There are no widely accepted electronic standards to allow seamless
contact with other practices and facilities. The Veterans Administration,
currently the largest medical information technology effort in the
country, is on version 26 of its physician interface, which admittedly
would be impossible with private vendors. Privacy issues are unresolved.
Computer scientists report that even with de-identification of individual
patients, skillful data mining may still reveal their identity. Cost is another huge
barrier. Kaiser-Permanente reputedly has spent $1 billion working
with IBM in a failed attempt to create a fully electronic patient
information system. True, there are 11,000 Permanente physicians, but that
still works out to nearly $91,000 per physician for starters. (Of course
an EMR for use throughout the Kaiser system involves more than its
physicians, but I have no easy way to allocate the expense. In fact, the
total price of the system now being rolled out has risen to $3 billion,
which would work out to $275,000 per physician or however that sum can
most appropriately be allocated.) The American College of
Physicians estimates the cost of setting up an EMR in community practice
to be about $30,000. Other estimates of up to $70,000, plus ongoing
expenses, are reported by the AMA in amednews. com (7/5/04). The question of who
benefits from the investment is just as daunting as the cost. Though a
modest amount of time and money may eventually be saved by using an EMR,
it is likely to occur only after a major commitment of human and financial
resources. The average doctor who is not an informatics crusader is likely
to become the investor; and the government, insurer, or employer will be
the beneficiary. Of course, this is not a sound business basis for moving
forward. At the AMIA meeting, I
learned that the Institute of Medicine, upset by the fragmentation of
existing patient information systems and blaming it for many of the errors
made in practice, hired a public relations firm to spread the word that
98,000 patients die every year in U.S. hospitals because of medical error.

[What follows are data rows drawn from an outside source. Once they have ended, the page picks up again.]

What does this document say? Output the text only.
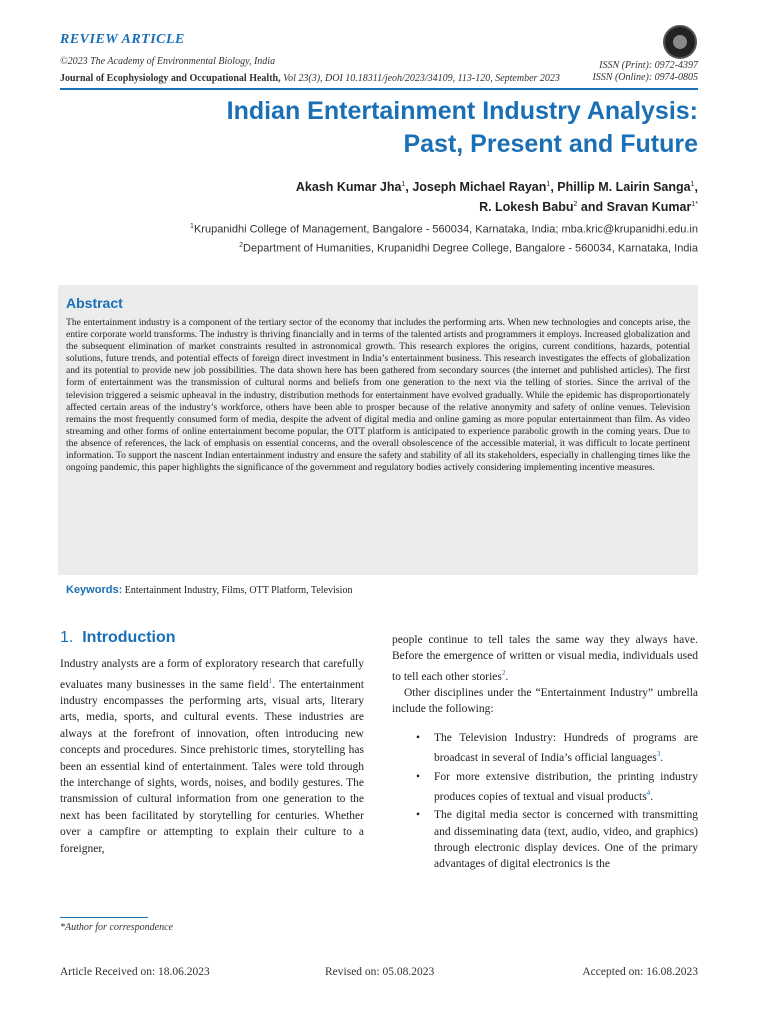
REVIEW ARTICLE
©2023 The Academy of Environmental Biology, India
Journal of Ecophysiology and Occupational Health, Vol 23(3), DOI 10.18311/jeoh/2023/34109, 113-120, September 2023
ISSN (Print): 0972-4397
ISSN (Online): 0974-0805
Indian Entertainment Industry Analysis:
Past, Present and Future
Akash Kumar Jha$^1$, Joseph Michael Rayan$^1$, Phillip M. Lairin Sanga$^1$,
R. Lokesh Babu$^2$ and Sravan Kumar$^{1*}$
$^1$Krupanidhi College of Management, Bangalore - 560034, Karnataka, India; mba.kric@krupanidhi.edu.in
$^2$Department of Humanities, Krupanidhi Degree College, Bangalore - 560034, Karnataka, India
Abstract
The entertainment industry is a component of the tertiary sector of the economy that includes the performing arts. When new technologies and concepts arise, the entire corporate world transforms. The industry is thriving financially and in terms of the talented artists and programmers it employs. Increased globalization and the subsequent elimination of market constraints resulted in astronomical growth. This research explores the origins, current conditions, hazards, potential solutions, future trends, and potential effects of foreign direct investment in India’s entertainment business. This research investigates the effects of globalization and its potential to provide new job possibilities. The data shown here has been gathered from secondary sources (the internet and published articles). The first form of entertainment was the transmission of cultural norms and beliefs from one generation to the next via the telling of stories. Since the arrival of the television triggered a seismic upheaval in the industry, distribution methods for entertainment have evolved gradually. While the epidemic has disproportionately affected certain areas of the industry’s workforce, others have been able to prosper because of the relative anonymity and safety of online venues. Television remains the most frequently consumed form of media, despite the advent of digital media and online gaming as more popular entertainment than film. As video streaming and other forms of online entertainment become popular, the OTT platform is anticipated to experience parabolic growth in the coming years. Due to the absence of references, the lack of emphasis on essential concerns, and the overall obsolescence of the accessible material, it was difficult to locate pertinent information. To support the nascent Indian entertainment industry and ensure the safety and stability of all its stakeholders, especially in challenging times like the ongoing pandemic, this paper highlights the significance of the government and regulatory bodies actively considering implementing incentive measures.
Keywords: Entertainment Industry, Films, OTT Platform, Television
1. Introduction
Industry analysts are a form of exploratory research that carefully evaluates many businesses in the same field$^1$. The entertainment industry encompasses the performing arts, visual arts, literary arts, media, sports, and cultural events. These industries are always at the forefront of innovation, often introducing new concepts and procedures. Since prehistoric times, storytelling has been an essential kind of entertainment. Tales were told through the interchange of sights, words, noises, and bodily gestures. The transmission of cultural information from one generation to the next has been facilitated by storytelling for centuries. Whether over a campfire or attempting to explain their culture to a foreigner,
people continue to tell tales the same way they always have. Before the emergence of written or visual media, individuals used to tell each other stories$^2$.
Other disciplines under the “Entertainment Industry” umbrella include the following:
• The Television Industry: Hundreds of programs are broadcast in several of India’s official languages$^3$.
• For more extensive distribution, the printing industry produces copies of textual and visual products$^4$.
• The digital media sector is concerned with transmitting and disseminating data (text, audio, video, and graphics) through electronic display devices. One of the primary advantages of digital electronics is the
*Author for correspondence
Article Received on: 18.06.2023	Revised on: 05.08.2023	Accepted on: 16.08.2023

That made certain that the 1999 report, “To Err Is Human,” was
featured on all the major TV networks and
printed in nearly every newspaper. No matter that the numbers were
found to be egregiously exaggerated in subsequent analyses, the point was
made: from an information and communications standpoint, medicine is in
the dark ages in comparison with nearly every other segment of the
economy. This message still
reverberates and draws near-universal approbation. Senators Bill Frist and
Hillary Clinton, in a bipartisan consensus, jointly stated in a Washington
Post editorial (8/25/04) that U.S. health care needs a “major
transformative change” in which information technology is used to
“improve care, lower costs, improve quality, and empower consumers.”
Employers and health insurers, not surprisingly, echo these sentiments, as
does the AMA, though in less rousing language. The editorial cited above
states in its sub-title, “With EMRs becoming an inevitability, it’s
essential for the physician’s voice to be heard in how the technology
gets implemented.” The Department of
Health and Human Services, buoyed by 2003 Medicare reform legislation, has
funded multiple demonstration projects promoting EMRs as part of a
$50,000,000 National Health Information Initiative. (The President has
asked for a similar sum for this year.) A scattering of Pay for
Performance projects funded by insurers also reward office
computerization. But the money allocated
to create truly interoperable–meaning effective across different
computer platforms and software systems–office computerization in the
United States pales into insignificance in comparison with the sums
in-vested by Great Britain, Australia, and Canada,
where the investment is in the billions of dollars. Thus, the American EMR,
is supported more by talk than by substance. In response, primary
physicians might do well to copy the inimitable 1980s advertising mascot,
Clara Peller’s words and ask, “Where’s the beef?” Until it’s produced,
the American version of the universal EMR is certain to limp along as an
attractive but imperfectly realized concept.
Dr. Alper is an endocrinologist in Burlingame.